4.3 Comparative Evaluation and Deployment

For a detailed evaluation of our approach, we compare our model (descibed in Sect. 3.5) with the original hierarchical classification method [34] (that uses only text as input). The results for each specific topic were calculated in terms of Precision, Recall and F1-score, obtained from the actual and predicted labels on the test dataset. In Table 2, we show the results of the classifiers for the different generic topics shown in the previous section.

The results in this table show that the classifier that uses information from the citations performs better in some situations. Precisely, it shows better results in “864 - Labor Law”, “899 - Civil Right” and “1209 - Criminal Procedural Law” generic topics. We believe that, in these cases, our approach is able to better capture the relationships that exist between legal provisions and specific topics due to the existence of legal provisions that detail several specific situations in these branches of Law.

An example of an application where this approach is very useful occurs when a petitioner only informs a generic topic when submitting the petition. In this case, a meta-model would be capable of identifying which approach is most suitable for classifying the specific subject of that petition based on the generic topic informed.

Indeed, we incorporated a version of a hierarchical classification model into the CNJ’s SINAPSES platform [8] in the form of a micro-service. This platform aims to share, among Brazilian judicial institutions, models of artificial intelligence developed by the public and private sector. In Fig. 3, we shows the interface of the judicial process registration system, PJe, after the implementation of the leaf topic prediction functionality with the call of the classification micro-service implemented in the SINAPSES platform.

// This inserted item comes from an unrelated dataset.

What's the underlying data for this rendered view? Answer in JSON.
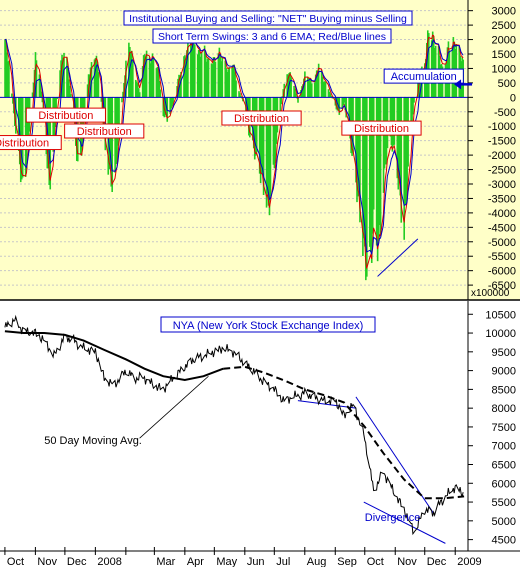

Table 2. Precision, Recall and F1-score results for different generic topics. Here, N is the number of specific topics present in each generic topic. The metrics show the comparison between the classifier that uses only the text of the petitions and the one that uses the text and the vector representation defined by our approach.
Fig. 3.
figure 3

Screenshot of PJe system with the feature of predicting the topic of a petition. The screenshot is numbered to show: 1) is the main topic informed by the user, 2) is the predicted specific topic and 3) is the text of the petition.

5 Conclusion

Citations to existing legal provisions in lawsuits is an important particularity of this type of document. They add additional information to the text and can be used by automatic natural language processing methods for a variety of tasks. In this article we describe how the automatic topic classification of a legal petition can be enhanced based on these citations. The approach integrates transformer-based methods with a complex network in order to capture, in addition to text features, the relationship between legal citations that are present in the petitions and the topic to which the petition refers to.

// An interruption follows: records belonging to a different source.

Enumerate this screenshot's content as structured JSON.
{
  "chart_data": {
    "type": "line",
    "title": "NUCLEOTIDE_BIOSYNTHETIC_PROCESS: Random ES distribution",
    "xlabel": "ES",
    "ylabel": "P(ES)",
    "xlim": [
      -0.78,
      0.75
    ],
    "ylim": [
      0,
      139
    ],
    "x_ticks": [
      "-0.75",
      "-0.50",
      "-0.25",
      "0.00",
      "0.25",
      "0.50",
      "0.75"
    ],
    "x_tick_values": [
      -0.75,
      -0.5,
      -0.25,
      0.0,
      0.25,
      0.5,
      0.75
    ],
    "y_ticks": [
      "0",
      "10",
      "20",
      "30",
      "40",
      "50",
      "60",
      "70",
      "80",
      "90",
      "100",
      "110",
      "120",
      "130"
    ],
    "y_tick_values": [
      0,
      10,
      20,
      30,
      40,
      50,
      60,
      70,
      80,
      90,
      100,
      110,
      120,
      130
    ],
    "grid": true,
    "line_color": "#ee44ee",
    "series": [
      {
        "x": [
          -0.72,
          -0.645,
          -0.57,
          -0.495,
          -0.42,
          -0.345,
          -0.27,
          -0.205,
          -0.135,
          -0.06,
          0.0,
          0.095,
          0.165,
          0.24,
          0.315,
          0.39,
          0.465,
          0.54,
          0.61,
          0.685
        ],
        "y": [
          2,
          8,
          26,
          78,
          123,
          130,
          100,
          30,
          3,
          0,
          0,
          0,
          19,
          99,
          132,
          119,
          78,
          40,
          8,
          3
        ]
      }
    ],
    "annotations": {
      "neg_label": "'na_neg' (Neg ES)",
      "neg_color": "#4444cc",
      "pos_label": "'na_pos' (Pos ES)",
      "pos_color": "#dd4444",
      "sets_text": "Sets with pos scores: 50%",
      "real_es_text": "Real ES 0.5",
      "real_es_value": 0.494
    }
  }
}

This research work characterizes itself by the proposition of a novel method based on the combination of Deep Learning and Complex Networks, and in the application of these ideas in the real world. The implementation of a micro-service into the Justice National Platform as well as the implementation of a front-end that uses this service constitutes a novel tool to be used country wide by different institutions of the Brazilian Justice. It is expected bringing productivity augmentation, reduction of costs and more agility to the judicial sentences.

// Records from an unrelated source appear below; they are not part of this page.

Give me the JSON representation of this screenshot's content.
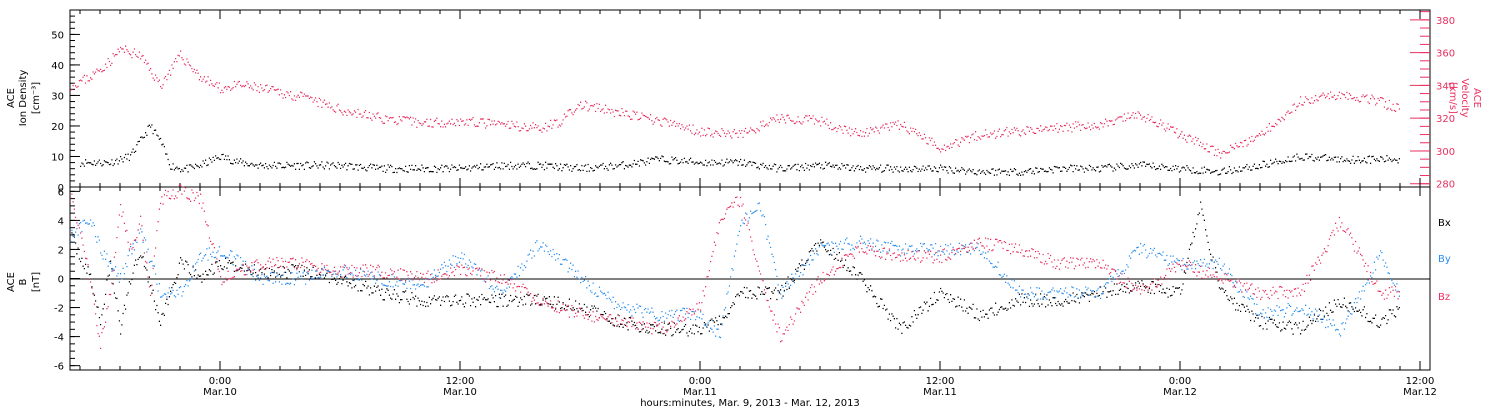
{
  "colors": {
    "black": "#000000",
    "pink": "#e8305f",
    "blue": "#2a8ef0"
  },
  "chart_data": [
    {
      "type": "scatter",
      "panel": "density-velocity",
      "ylabel_left": [
        "ACE",
        "Ion Density",
        "[cm⁻³]"
      ],
      "ylabel_right": [
        "ACE",
        "Velocity",
        "[km/s]"
      ],
      "ylim_left": [
        0,
        58
      ],
      "yticks_left": [
        0,
        10,
        20,
        30,
        40,
        50
      ],
      "ylim_right": [
        278,
        386
      ],
      "yticks_right": [
        280,
        300,
        320,
        340,
        360,
        380
      ],
      "x_range_hours": [
        -7.5,
        60.5
      ],
      "series": [
        {
          "axis": "left",
          "color": "#000000",
          "x": [
            -7.0,
            -5.5,
            -4.5,
            -3.5,
            -3.0,
            -2.5,
            -2.0,
            -1.5,
            -1.0,
            0.0,
            1.0,
            2.0,
            4.0,
            6.0,
            8.0,
            10.0,
            12.0,
            14.0,
            16.0,
            18.0,
            20.0,
            22.0,
            24.0,
            26.0,
            28.0,
            30.0,
            32.0,
            34.0,
            36.0,
            38.0,
            40.0,
            42.0,
            44.0,
            46.0,
            48.0,
            50.0,
            52.0,
            54.0,
            56.0,
            58.0,
            59.0
          ],
          "y": [
            8,
            8,
            10,
            20,
            15,
            7,
            6,
            6,
            7,
            10,
            8,
            7,
            7,
            7,
            6,
            6,
            6,
            7,
            7,
            6,
            7,
            9,
            8,
            8,
            6,
            7,
            6,
            6,
            6,
            5,
            5,
            6,
            6,
            7,
            6,
            5,
            7,
            10,
            9,
            9,
            9
          ]
        },
        {
          "axis": "right",
          "color": "#e8305f",
          "x": [
            -7.5,
            -6.5,
            -5.5,
            -5.0,
            -4.5,
            -4.0,
            -3.0,
            -2.0,
            -1.5,
            -1.0,
            0.0,
            1.0,
            2.0,
            4.0,
            6.0,
            8.0,
            10.0,
            12.0,
            14.0,
            16.0,
            17.0,
            18.0,
            20.0,
            22.0,
            24.0,
            26.0,
            28.0,
            30.0,
            32.0,
            34.0,
            36.0,
            38.0,
            40.0,
            42.0,
            44.0,
            46.0,
            48.0,
            50.0,
            52.0,
            54.0,
            56.0,
            58.0,
            59.0
          ],
          "y": [
            340,
            345,
            355,
            362,
            360,
            358,
            340,
            358,
            352,
            345,
            338,
            340,
            338,
            333,
            325,
            320,
            317,
            318,
            316,
            314,
            318,
            328,
            323,
            318,
            312,
            310,
            320,
            318,
            310,
            316,
            302,
            310,
            312,
            314,
            316,
            322,
            310,
            298,
            310,
            330,
            335,
            330,
            325
          ]
        }
      ]
    },
    {
      "type": "scatter",
      "panel": "magnetic-field",
      "ylabel": [
        "ACE",
        "B",
        "[nT]"
      ],
      "ylim": [
        -6.3,
        6.3
      ],
      "yticks": [
        -6,
        -4,
        -2,
        0,
        2,
        4,
        6
      ],
      "zero_line": true,
      "legend": [
        "Bx",
        "By",
        "Bz"
      ],
      "x_range_hours": [
        -7.5,
        60.5
      ],
      "series": [
        {
          "name": "Bx",
          "color": "#000000",
          "x": [
            -7.5,
            -6.5,
            -6.0,
            -5.5,
            -5.0,
            -4.5,
            -4.0,
            -3.0,
            -2.0,
            -1.0,
            0.0,
            2.0,
            4.0,
            6.0,
            8.0,
            10.0,
            12.0,
            14.0,
            16.0,
            18.0,
            20.0,
            22.0,
            24.0,
            25.0,
            26.0,
            28.0,
            30.0,
            32.0,
            34.0,
            36.0,
            38.0,
            40.0,
            42.0,
            44.0,
            46.0,
            48.0,
            49.0,
            50.0,
            52.0,
            54.0,
            56.0,
            58.0,
            59.0
          ],
          "y": [
            3,
            0,
            -3,
            1,
            -3.5,
            0,
            2,
            -3,
            1,
            0,
            1,
            0.5,
            0.5,
            0,
            -1,
            -1.5,
            -1.5,
            -1.5,
            -1.5,
            -2,
            -3,
            -3.5,
            -3.5,
            -3,
            -1,
            -1,
            2.5,
            0,
            -3.5,
            -1,
            -2.5,
            -1.5,
            -1.5,
            -1,
            -0.5,
            -1,
            5,
            -1,
            -3,
            -3.5,
            -1.5,
            -3,
            -2
          ]
        },
        {
          "name": "By",
          "color": "#2a8ef0",
          "x": [
            -7.5,
            -6.5,
            -6.0,
            -5.0,
            -4.0,
            -3.0,
            -2.0,
            -1.0,
            0.0,
            2.0,
            4.0,
            6.0,
            8.0,
            10.0,
            12.0,
            14.0,
            16.0,
            18.0,
            20.0,
            22.0,
            24.0,
            25.0,
            26.0,
            27.0,
            28.0,
            30.0,
            32.0,
            34.0,
            36.0,
            38.0,
            40.0,
            42.0,
            44.0,
            46.0,
            48.0,
            50.0,
            52.0,
            54.0,
            56.0,
            58.0,
            59.0
          ],
          "y": [
            3,
            4,
            2,
            0,
            3.5,
            -1,
            -1,
            1.5,
            2,
            0,
            0,
            0.5,
            0,
            -0.5,
            1.5,
            -1,
            2.5,
            0,
            -2,
            -2.5,
            -2.5,
            -4,
            4,
            5,
            -1,
            2,
            2.5,
            2,
            2,
            2,
            -1,
            -1,
            -1,
            2,
            1,
            1,
            -2.5,
            -2,
            -3.5,
            1.5,
            -1
          ]
        },
        {
          "name": "Bz",
          "color": "#e8305f",
          "x": [
            -7.5,
            -6.5,
            -6.0,
            -5.5,
            -5.0,
            -4.5,
            -4.0,
            -3.5,
            -3.0,
            -2.0,
            -1.0,
            0.0,
            2.0,
            4.0,
            6.0,
            8.0,
            10.0,
            12.0,
            14.0,
            16.0,
            18.0,
            20.0,
            22.0,
            24.0,
            25.0,
            26.0,
            27.0,
            28.0,
            30.0,
            32.0,
            34.0,
            36.0,
            38.0,
            40.0,
            42.0,
            44.0,
            46.0,
            48.0,
            50.0,
            52.0,
            54.0,
            56.0,
            58.0,
            59.0
          ],
          "y": [
            6,
            0,
            -4.5,
            -1,
            5,
            2,
            4,
            -1,
            5.5,
            6,
            5.5,
            0,
            1,
            1,
            0.5,
            0.5,
            0,
            0.5,
            0,
            -1.5,
            -2.5,
            -3,
            -3.5,
            -2,
            4,
            5.5,
            0,
            -4,
            0,
            2,
            1.5,
            1.5,
            2.5,
            2,
            1,
            1,
            -1,
            1,
            0,
            -1,
            -1,
            4,
            -1,
            -1
          ]
        }
      ]
    }
  ],
  "x_axis": {
    "ticks": [
      {
        "hour": 0,
        "time": "0:00",
        "date": "Mar.10"
      },
      {
        "hour": 12,
        "time": "12:00",
        "date": "Mar.10"
      },
      {
        "hour": 24,
        "time": "0:00",
        "date": "Mar.11"
      },
      {
        "hour": 36,
        "time": "12:00",
        "date": "Mar.11"
      },
      {
        "hour": 48,
        "time": "0:00",
        "date": "Mar.12"
      },
      {
        "hour": 60,
        "time": "12:00",
        "date": "Mar.12"
      }
    ],
    "label": "hours:minutes, Mar.  9, 2013 - Mar. 12, 2013"
  }
}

Future work involves improving accuracy of the method via fine-tuning of parameters and techniques used to manipulate the network. For instance, investigations of alternative methods for graph embedding generation for capturing temporal relations may improve the final results. Also, monitoring the use of the classifier by the different institutions may shed lights on the user experience and the real benefits the approach brings to the citizen.